Isaïe 58, 1-14

Le jeûne, printemps spirituel

Saint Jean Chrysostome

Sermons sur la Genèse, SC 433, p. 139s

 

          Agréable est aux marins le printemps, agréable aussi aux cultivateurs ; mais ni aux marins, ni aux cultivateurs le printemps n’est aussi agréable qu’à ceux qui veulent philosopher n’est agréable le temps favorable du jeûne, printemps spirituel des âmes, vraies eaux sereines des pensées.

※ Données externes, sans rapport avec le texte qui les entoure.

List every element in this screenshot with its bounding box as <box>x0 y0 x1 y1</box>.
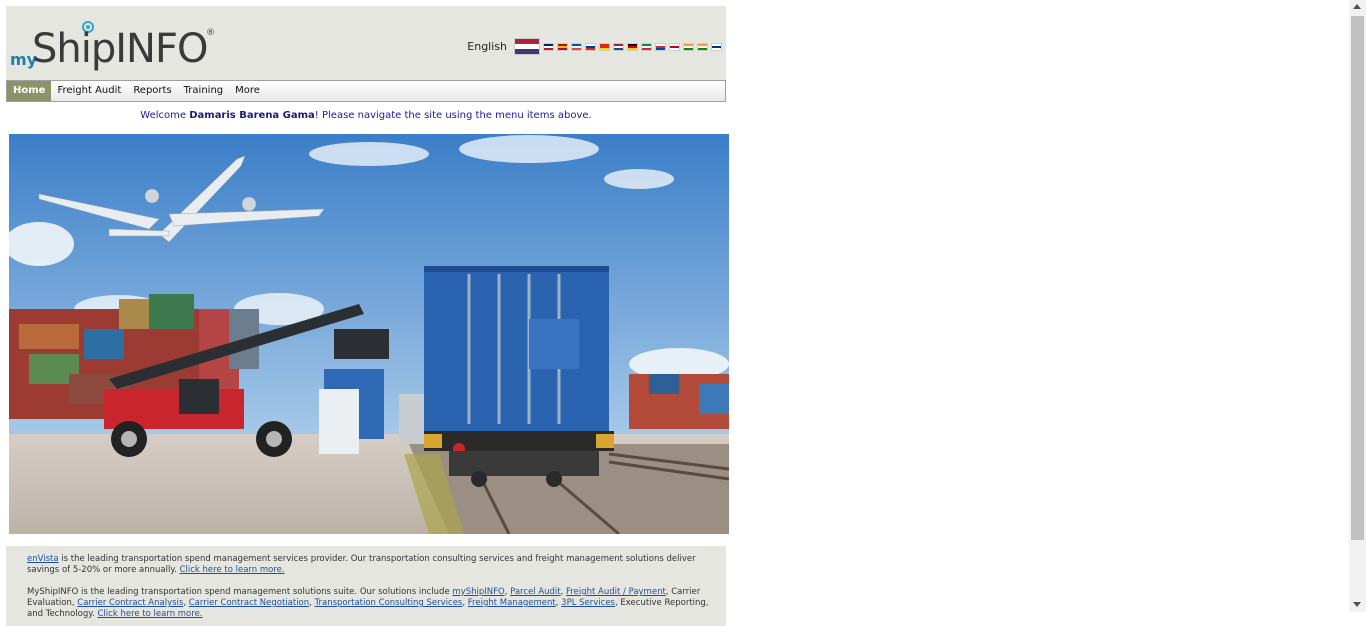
menu-item-reports[interactable]: Reports <box>127 81 177 101</box>
learn-more-link-1[interactable]: Click here to learn more. <box>180 565 285 575</box>
footer: enVista is the leading transportation sp… <box>6 546 726 626</box>
scrollbar-thumb[interactable] <box>1351 16 1364 540</box>
vertical-scrollbar[interactable] <box>1349 0 1366 612</box>
language-label: English <box>467 40 507 53</box>
in2-flag-icon[interactable] <box>697 42 708 51</box>
in-flag-icon[interactable] <box>683 42 694 51</box>
welcome-message: Welcome Damaris Barena Gama! Please navi… <box>6 110 726 128</box>
language-selector: English <box>467 38 722 55</box>
scroll-down-arrow-icon[interactable] <box>1353 602 1361 607</box>
freight-audit-payment-link[interactable]: Freight Audit / Payment <box>566 587 666 597</box>
cn-flag-icon[interactable] <box>599 42 610 51</box>
de-flag-icon[interactable] <box>627 42 638 51</box>
uk-flag-icon[interactable] <box>543 42 554 51</box>
ru-flag-icon[interactable] <box>585 42 596 51</box>
logistics-scene-image <box>9 134 729 534</box>
kr-flag-icon[interactable] <box>655 42 666 51</box>
menu-item-freight-audit[interactable]: Freight Audit <box>51 81 127 101</box>
parcel-audit-link[interactable]: Parcel Audit <box>510 587 561 597</box>
menu-item-training[interactable]: Training <box>178 81 229 101</box>
welcome-user-name: Damaris Barena Gama <box>189 110 315 121</box>
footer-paragraph-2: MyShipINFO is the leading transportation… <box>27 587 709 619</box>
scroll-up-arrow-icon[interactable] <box>1353 4 1361 9</box>
myshipinfo-link[interactable]: myShipINFO <box>452 587 504 597</box>
envista-link[interactable]: enVista <box>27 554 59 564</box>
3pl-services-link[interactable]: 3PL Services <box>561 598 615 608</box>
fr-flag-icon[interactable] <box>571 42 582 51</box>
hero-image <box>9 134 729 534</box>
logo-shipinfo-text: ShipINFO <box>32 26 208 72</box>
it-flag-icon[interactable] <box>641 42 652 51</box>
header: my ShipINFO ® English <box>6 6 726 80</box>
blue-shipping-container <box>424 266 614 487</box>
freight-management-link[interactable]: Freight Management <box>468 598 556 608</box>
us-flag-icon[interactable] <box>514 38 540 55</box>
learn-more-link-2[interactable]: Click here to learn more. <box>98 609 203 619</box>
footer-p2-text1: MyShipINFO is the leading transportation… <box>27 587 453 597</box>
menu-item-home[interactable]: Home <box>7 81 52 101</box>
footer-paragraph-1: enVista is the leading transportation sp… <box>27 554 716 576</box>
fi-flag-icon[interactable] <box>711 42 722 51</box>
carrier-contract-analysis-link[interactable]: Carrier Contract Analysis <box>77 598 183 608</box>
logo-registered-mark: ® <box>206 28 215 38</box>
footer-p1-text: is the leading transportation spend mana… <box>27 554 696 575</box>
page: my ShipINFO ® English Home Freight Audit R… <box>6 6 729 626</box>
nl-flag-icon[interactable] <box>613 42 624 51</box>
es-flag-icon[interactable] <box>557 42 568 51</box>
welcome-prefix: Welcome <box>140 110 190 121</box>
menu-item-more[interactable]: More <box>229 81 266 101</box>
main-menu: Home Freight Audit Reports Training More <box>6 80 726 102</box>
jp-flag-icon[interactable] <box>669 42 680 51</box>
welcome-suffix: ! Please navigate the site using the men… <box>314 110 592 121</box>
transportation-consulting-link[interactable]: Transportation Consulting Services <box>315 598 463 608</box>
carrier-contract-negotiation-link[interactable]: Carrier Contract Negotiation <box>189 598 309 608</box>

          En effet, aux cultivateurs le printemps est agréable parce qu’ils voient alors la terre couronnée de fleurs, et, tel un manteau bigarré, la végétation bourgeonnante étendue sur elle de toutes parts ; aux marins aussi le printemps est agréable, parce qu’ils peuvent naviguer en sécurité sur le dos de la mer : les vagues sont apaisées, les dauphins jouent sur ces eaux totalement sereines et font souvent la culbute contre les parois mêmes du navire.

          Quant à nous, le printemps du jeûne est agréable parce qu’il a coutume de calmer nos vagues qui sont faites, non point d’eaux, mais de désirs dépourvus de raison, et de nous ceindre d’une couronne tressée, non de fleurs, mais de grâces spirituelles. En effet, le livre des Proverbes (1,9) nous dit : Tu recevras sur ta tête une couronne de grâces.

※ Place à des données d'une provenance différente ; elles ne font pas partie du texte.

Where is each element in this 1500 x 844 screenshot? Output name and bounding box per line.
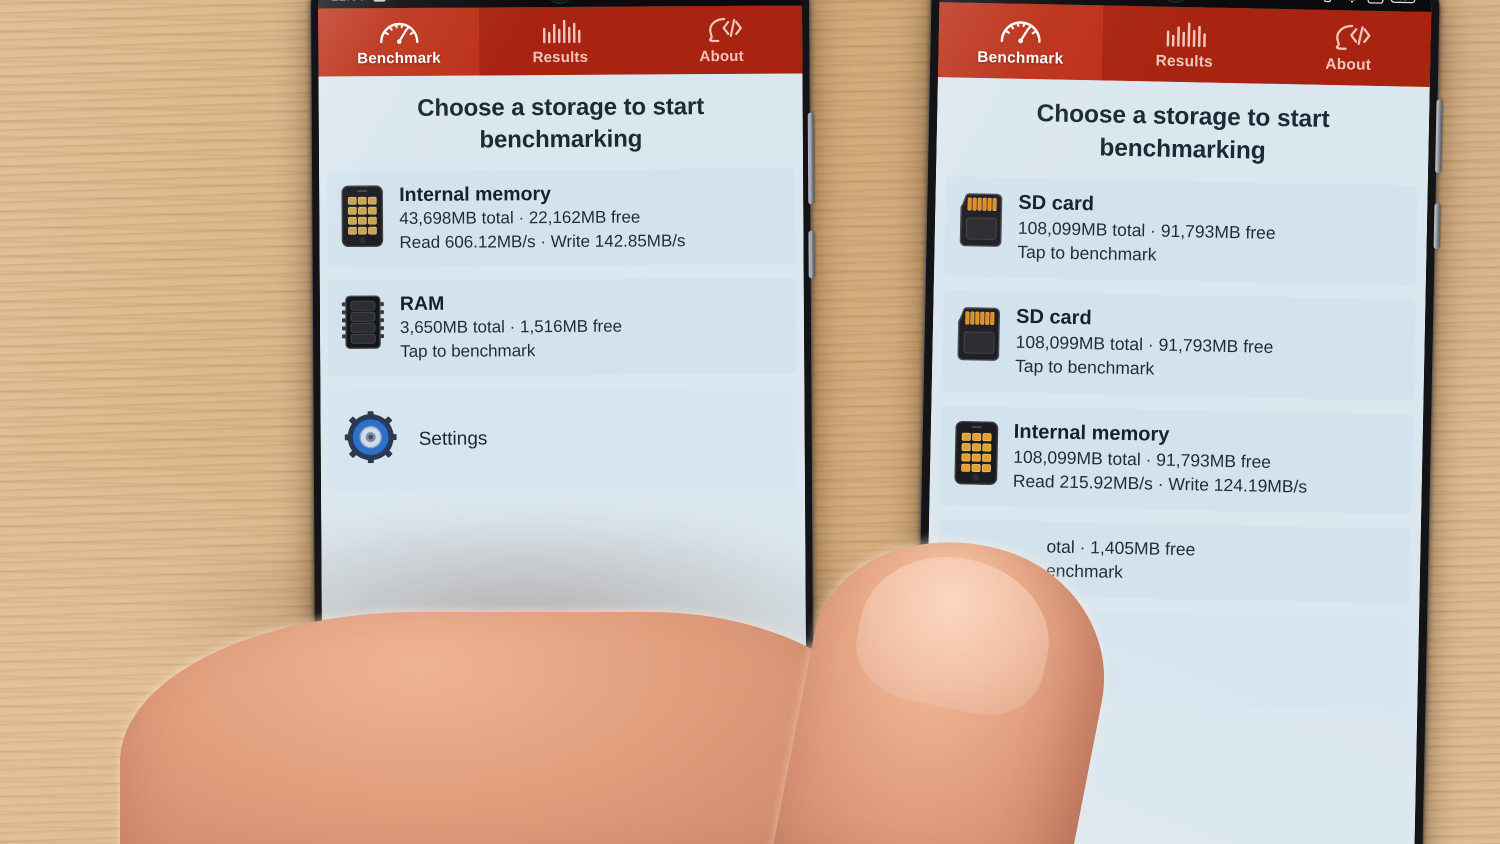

          L’apparition de l’hirondelle n’a pas autant coutume de chasser l’hiver que l’apparition du jeûne ne bannit de notre pensée l’hiver des passions. L’âme ne livre plus de combat contre la chair, l’esclave ne se soulève plus contre la maîtresse : toute guerre que nous mène le corps a pris fin.

          Puisque, donc, chez vous la paix est totale, les eaux totalement sereines, eh bien, tirons nous aussi la barque de l’enseignement, l’acheminant depuis le port jusqu’au port qu’offre la bienveillance de nos oreilles. Eh bien, affrontons hardiment les pensées les plus subtiles : philosophons sur le ciel, la terre, la mer, et le reste de l’ensemble de la création : contemplons l’auteur de cette création, plus nous nous attacherons à la beauté et à la grandeur des créatures, plus nous serons amenés vers l’auteur de l’existence.